FDA Clears Novel CoreLink 3D Stand-alone Cervical System

St. Louis-based CoreLink, LLC, is FDA 510(k) cleared to launch its F3D-C2 Stand-alone Cervical System in the U.S.

According to company CEO Jay Bartling, the system is the “only 3D printed spine technology with both a trabecular structure and directional support lattices designed to allow for fusion throughout the entire implant.”

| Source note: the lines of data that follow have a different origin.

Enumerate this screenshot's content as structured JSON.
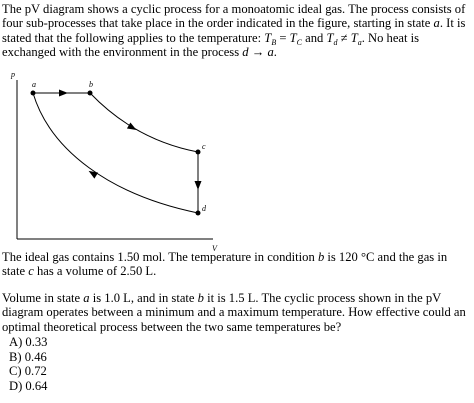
{
  "intro": [
    "The pV diagram shows a cyclic process for a monoatomic ideal gas. The process consists of four sub-processes that take place in the order indicated in the figure, starting in state ",
    "a",
    ". It is stated that the following applies to the temperature: ",
    "T",
    "B",
    " = ",
    "T",
    "C",
    " and ",
    "T",
    "d",
    " ≠ ",
    "T",
    "a",
    ". No heat is exchanged with the environment in the process ",
    "d",
    " → ",
    "a",
    "."
  ],
  "diagram": {
    "y_axis": "p",
    "x_axis": "V",
    "points": [
      "a",
      "b",
      "c",
      "d"
    ]
  },
  "paragraph2": [
    "The ideal gas contains 1.50 mol. The temperature in condition ",
    "b",
    " is 120 °C and the gas in state ",
    "c",
    " has a volume of 2.50 L."
  ],
  "paragraph3": [
    "Volume in state ",
    "a",
    " is 1.0 L, and in state ",
    "b",
    " it is 1.5 L. The cyclic process shown in the pV diagram operates between a minimum and a maximum temperature. How effective could an optimal theoretical process between the two same temperatures be?"
  ],
  "options": [
    "A) 0.33",
    "B) 0.46",
    "C) 0.72",
    "D) 0.64"
  ]
}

The system is made “…of an additively manufactured spacer with two bone screw anchors secured by a locking mechanism printed within the cage.” In a June 30, 2020 press release, the company stated that stand-alone cervical devices “eliminate the need for a supplemental fixation plate, making anterior cervical discectomy and fusion (ACDF) procedures easier and faster to complete.”

The System

The FDA clearance summary says the system’s cage is additively manufactured from Ti-6Al-4V per ASTM F3001, while the screws are machined from Ti-6Al-4V per ASTM F136. “The spacer and screw components are available in an assortment of dimensional combinations to accommodate the individual anatomic and clinical circumstances of each patient. The basic shape of the spacer is a trapezoidal column to provide surgical stabilization of the spine. The inferior/superior aspects of the spacer incorporate a vertical cavity which can be packed with bone graft.”

Indications

The system, according to FDA documents, is indicated “for use in skeletally mature patients with degenerative disc disease of the cervical spine with accompanying radicular symptoms at one or two contiguous disc levels. The [system] is used to facilitate intervertebral body fusion in the cervical spine and is placed via an anterior approach at one- or two-disc levels (C2-T1) using autograft bone.

The company stated its proprietary patented 3D printed Mimetic Metal technology is incorporated into the spacer to “emulate key characteristics of natural bone.” The technology, according to the company, has less stiffness than machined titanium and reduced implant density “minimizes imaging artifact.” The device can be placed using freehand or guided techniques and modular guides facilitate working under a microscope.

Product Development

“Despite the challenges that have occurred in our industry recently,” Bartling said the company has continued to invest aggressively in new product development.

In the past year, the company has expanded the footprint of its now, 70,000 square foot facility in St. Louis, launched seven new commercial products, and hired new leadership for operations, sales and marketing. The new products include the SIber™ Posterior SI Allograft System, the Oro™ Lateral Plate System, the M3 Stand-Alone ALIF System and implant systems for lateral fusion—the F3D and CL5 Lateral interbody fusion devices.

The company claims it designs and manufactures more than 99% of its products in-house. It includes two titanium 3D printers (Mimetic Metal), mills, and swiss lathes to create additional titanium and PEEK devices, and equipment to rapidly prototype and biomechanically test on site.